Only a single name, Elizabeth, was steadily popular over the 69 year period, occuring among the top 100 names every single year.

Finally, I said that we don’t need rank table, because we can calculate the ranks from counts. We can do that using advanced SQL commands as well!

Here we look at 5 most popular names since 2020

SELECT name, year, count_rank, count
FROM
    (SELECT
        name,
        year,
        count,
        RANK() OVER (PARTITION BY year ORDER BY count DESC) count_rank
    FROM GirlCounts
    )
WHERE count_rank <= 5 AND YEAR >= 2020;
Click to unroll
Isla|2020|1|243
Charlotte|2020|2|222
Amelia|2020|3|213
Olivia|2020|4|208
Willow|2020|5|184
Charlotte|2021|1|227
Isla|2021|2|214
Amelia|2021|3|206
Olivia|2021|4|185
Ava|2021|5|184
Isla|2022|1|246
Amelia|2022|2|210
Charlotte|2022|3|208
Mila|2022|4|182
Lily|2022|5|180

The Books

Finally, if you would like to learn more about SQL as I did, here is a small review of books.

The best book for beginners is The Manga Guide to Databases. It is the most comprehensive introduction to databases, database design, and SQL. Every other book I have read assumes you already know about databases or SQL, so they often skip over important details.

Next, I would suggest SQL Antipatterns. It introduces you to some patterns and anti-patterns in SQL and database design. Easy to read, comprehensive and quite practical if you want to get into designing databases.

The Seven Databases in Seven Weeks would be next in line. Unlike the previous ones, it doesn’t teach you about database design or SQL tricks. Instead, it is an overview of different database types and products, not just relational databases and not just SQL. It is not an in-depth introduction to SQL or relational databases, so do not make this the first book you read, instead, this book will introduce you to a multitude of other solutions.

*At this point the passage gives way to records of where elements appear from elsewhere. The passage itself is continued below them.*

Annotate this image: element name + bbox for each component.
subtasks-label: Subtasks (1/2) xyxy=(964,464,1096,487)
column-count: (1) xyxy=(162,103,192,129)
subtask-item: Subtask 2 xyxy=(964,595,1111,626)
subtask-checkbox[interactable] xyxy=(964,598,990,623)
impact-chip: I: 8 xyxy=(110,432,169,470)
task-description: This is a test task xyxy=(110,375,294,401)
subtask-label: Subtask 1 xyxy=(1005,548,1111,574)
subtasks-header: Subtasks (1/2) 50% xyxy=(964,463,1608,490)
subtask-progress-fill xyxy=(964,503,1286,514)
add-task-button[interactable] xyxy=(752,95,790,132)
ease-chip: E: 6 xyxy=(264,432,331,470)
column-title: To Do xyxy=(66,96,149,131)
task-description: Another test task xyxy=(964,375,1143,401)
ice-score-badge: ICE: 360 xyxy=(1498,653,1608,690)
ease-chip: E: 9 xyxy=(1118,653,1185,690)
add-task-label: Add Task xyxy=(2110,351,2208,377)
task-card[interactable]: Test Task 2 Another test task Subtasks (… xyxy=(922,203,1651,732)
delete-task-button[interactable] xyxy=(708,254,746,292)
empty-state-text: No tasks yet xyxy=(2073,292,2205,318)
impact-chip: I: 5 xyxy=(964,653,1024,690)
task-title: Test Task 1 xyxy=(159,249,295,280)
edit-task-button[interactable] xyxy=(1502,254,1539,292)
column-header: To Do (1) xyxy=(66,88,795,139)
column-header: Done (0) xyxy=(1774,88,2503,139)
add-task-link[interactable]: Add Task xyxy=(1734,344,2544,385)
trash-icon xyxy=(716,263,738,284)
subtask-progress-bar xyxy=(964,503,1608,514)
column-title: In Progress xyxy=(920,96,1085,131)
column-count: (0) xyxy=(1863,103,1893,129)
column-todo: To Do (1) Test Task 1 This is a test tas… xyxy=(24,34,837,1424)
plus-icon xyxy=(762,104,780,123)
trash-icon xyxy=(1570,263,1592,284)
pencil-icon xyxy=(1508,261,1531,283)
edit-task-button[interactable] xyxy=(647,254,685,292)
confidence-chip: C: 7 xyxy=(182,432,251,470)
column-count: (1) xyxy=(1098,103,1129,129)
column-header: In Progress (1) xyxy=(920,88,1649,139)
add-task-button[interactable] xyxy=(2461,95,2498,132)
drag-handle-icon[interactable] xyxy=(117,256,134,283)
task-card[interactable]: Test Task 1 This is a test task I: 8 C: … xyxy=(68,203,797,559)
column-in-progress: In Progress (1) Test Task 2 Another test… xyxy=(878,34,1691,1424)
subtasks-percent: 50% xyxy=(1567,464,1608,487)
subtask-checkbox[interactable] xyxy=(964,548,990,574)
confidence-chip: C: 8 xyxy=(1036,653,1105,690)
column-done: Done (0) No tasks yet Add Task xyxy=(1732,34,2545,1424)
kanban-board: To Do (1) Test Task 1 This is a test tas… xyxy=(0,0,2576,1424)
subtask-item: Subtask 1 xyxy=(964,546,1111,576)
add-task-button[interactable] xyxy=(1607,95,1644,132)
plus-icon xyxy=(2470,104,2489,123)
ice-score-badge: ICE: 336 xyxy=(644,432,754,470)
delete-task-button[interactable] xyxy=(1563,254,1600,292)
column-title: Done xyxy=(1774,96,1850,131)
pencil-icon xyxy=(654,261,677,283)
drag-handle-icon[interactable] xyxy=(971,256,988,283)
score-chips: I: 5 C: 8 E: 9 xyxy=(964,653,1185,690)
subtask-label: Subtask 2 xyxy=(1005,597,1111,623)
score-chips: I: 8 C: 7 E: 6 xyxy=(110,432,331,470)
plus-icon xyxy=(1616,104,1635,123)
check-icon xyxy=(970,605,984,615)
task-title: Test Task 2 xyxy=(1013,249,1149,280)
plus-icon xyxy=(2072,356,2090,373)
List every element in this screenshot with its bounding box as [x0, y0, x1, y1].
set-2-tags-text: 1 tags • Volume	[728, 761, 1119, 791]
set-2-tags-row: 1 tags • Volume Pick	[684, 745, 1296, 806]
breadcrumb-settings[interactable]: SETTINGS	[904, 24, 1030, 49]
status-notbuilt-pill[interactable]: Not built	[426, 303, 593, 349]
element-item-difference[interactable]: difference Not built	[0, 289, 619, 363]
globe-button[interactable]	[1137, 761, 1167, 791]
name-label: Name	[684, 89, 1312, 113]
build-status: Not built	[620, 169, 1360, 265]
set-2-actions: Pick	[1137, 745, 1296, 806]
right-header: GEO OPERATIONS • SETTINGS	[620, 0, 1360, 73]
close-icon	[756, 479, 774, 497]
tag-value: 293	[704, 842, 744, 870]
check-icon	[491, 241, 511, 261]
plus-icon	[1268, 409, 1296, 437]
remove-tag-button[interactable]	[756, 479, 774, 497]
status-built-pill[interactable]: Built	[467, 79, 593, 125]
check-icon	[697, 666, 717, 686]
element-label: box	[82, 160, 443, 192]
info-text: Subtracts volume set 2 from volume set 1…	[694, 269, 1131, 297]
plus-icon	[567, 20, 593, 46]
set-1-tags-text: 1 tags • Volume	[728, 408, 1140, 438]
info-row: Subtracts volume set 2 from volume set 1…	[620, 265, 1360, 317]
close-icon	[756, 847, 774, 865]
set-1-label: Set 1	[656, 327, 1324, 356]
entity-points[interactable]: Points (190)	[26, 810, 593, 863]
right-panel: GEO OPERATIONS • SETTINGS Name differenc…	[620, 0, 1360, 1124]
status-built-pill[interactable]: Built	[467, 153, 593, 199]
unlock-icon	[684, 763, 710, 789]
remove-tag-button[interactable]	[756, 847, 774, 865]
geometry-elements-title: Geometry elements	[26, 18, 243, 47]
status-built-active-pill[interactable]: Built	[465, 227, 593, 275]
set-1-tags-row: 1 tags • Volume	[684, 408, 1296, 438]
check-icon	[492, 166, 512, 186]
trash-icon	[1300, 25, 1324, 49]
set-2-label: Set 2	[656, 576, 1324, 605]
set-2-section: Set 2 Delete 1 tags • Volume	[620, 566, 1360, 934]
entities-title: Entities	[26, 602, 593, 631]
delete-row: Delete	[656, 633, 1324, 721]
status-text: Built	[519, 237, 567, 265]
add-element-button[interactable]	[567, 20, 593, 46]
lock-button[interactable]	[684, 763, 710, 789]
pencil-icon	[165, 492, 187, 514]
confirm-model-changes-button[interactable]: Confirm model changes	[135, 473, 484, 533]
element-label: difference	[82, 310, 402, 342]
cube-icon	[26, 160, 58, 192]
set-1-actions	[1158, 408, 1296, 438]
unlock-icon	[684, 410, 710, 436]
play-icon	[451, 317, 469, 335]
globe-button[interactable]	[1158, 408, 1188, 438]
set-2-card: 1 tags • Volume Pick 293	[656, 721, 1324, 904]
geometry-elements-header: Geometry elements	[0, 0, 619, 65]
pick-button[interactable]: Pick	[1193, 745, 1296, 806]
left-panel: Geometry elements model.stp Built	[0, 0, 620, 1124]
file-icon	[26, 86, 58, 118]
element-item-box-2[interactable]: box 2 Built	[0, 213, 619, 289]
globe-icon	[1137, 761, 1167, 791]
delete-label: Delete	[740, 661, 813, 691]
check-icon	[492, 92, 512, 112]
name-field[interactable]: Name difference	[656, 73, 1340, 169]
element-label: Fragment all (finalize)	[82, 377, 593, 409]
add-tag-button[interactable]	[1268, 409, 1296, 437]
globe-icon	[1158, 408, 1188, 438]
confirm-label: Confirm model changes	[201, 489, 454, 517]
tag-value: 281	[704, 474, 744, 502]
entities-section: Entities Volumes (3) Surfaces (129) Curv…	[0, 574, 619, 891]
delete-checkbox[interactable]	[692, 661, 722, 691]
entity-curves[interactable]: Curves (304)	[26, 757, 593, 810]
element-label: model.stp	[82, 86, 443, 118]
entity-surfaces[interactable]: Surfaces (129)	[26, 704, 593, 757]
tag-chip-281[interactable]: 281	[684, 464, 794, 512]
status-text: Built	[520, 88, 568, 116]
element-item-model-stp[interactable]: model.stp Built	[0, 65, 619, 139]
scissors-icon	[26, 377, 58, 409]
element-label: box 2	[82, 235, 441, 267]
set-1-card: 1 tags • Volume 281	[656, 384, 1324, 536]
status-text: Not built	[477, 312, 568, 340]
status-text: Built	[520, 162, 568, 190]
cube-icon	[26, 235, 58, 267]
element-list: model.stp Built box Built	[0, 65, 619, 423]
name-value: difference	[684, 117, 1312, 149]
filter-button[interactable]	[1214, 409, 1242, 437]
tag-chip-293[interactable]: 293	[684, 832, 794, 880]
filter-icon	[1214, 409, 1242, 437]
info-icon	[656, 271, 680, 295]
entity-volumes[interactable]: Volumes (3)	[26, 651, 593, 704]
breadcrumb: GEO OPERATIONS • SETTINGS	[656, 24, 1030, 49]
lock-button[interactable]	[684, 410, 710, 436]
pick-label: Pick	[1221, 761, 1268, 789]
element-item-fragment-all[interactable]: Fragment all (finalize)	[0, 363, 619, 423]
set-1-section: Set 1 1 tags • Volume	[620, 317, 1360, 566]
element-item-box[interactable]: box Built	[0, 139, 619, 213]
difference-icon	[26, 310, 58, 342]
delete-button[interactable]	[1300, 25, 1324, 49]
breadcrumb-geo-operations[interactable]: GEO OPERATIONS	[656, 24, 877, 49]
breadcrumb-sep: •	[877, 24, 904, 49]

Finally, there is a gold standard Database in Depth. It already assumes that you know quite a lot about databases, and doesn’t talk much about SQL, instead, it introduces language D, the perfect relational language, and talks more about the theory. Unlike other theory books I have read on other topics, this one seems to be quite fluffy. I have read 30 pages and I think that information could be condensed into 10. But then, you don’t need to stare into a single equation with no accompanying explanation for 2 hours to understand it, like in those very dense theory books, because there is a 10-page explanation. So fluffiness might not be disadvantageous.

The Summary

We have picked a dataset and gone over some ideas and thoughts on how to convert it into a database. We then implemented the database using SQLite, populated it through R and queried a bunch of interesting data. The database we designed was not the most exciting, since the structure of the dataset was quite simple. Yet, I have learned quite a lot. I hope you enjoyed this journey as I did. I will try to explore the dataset a bit more because I think there is a story hidden inside.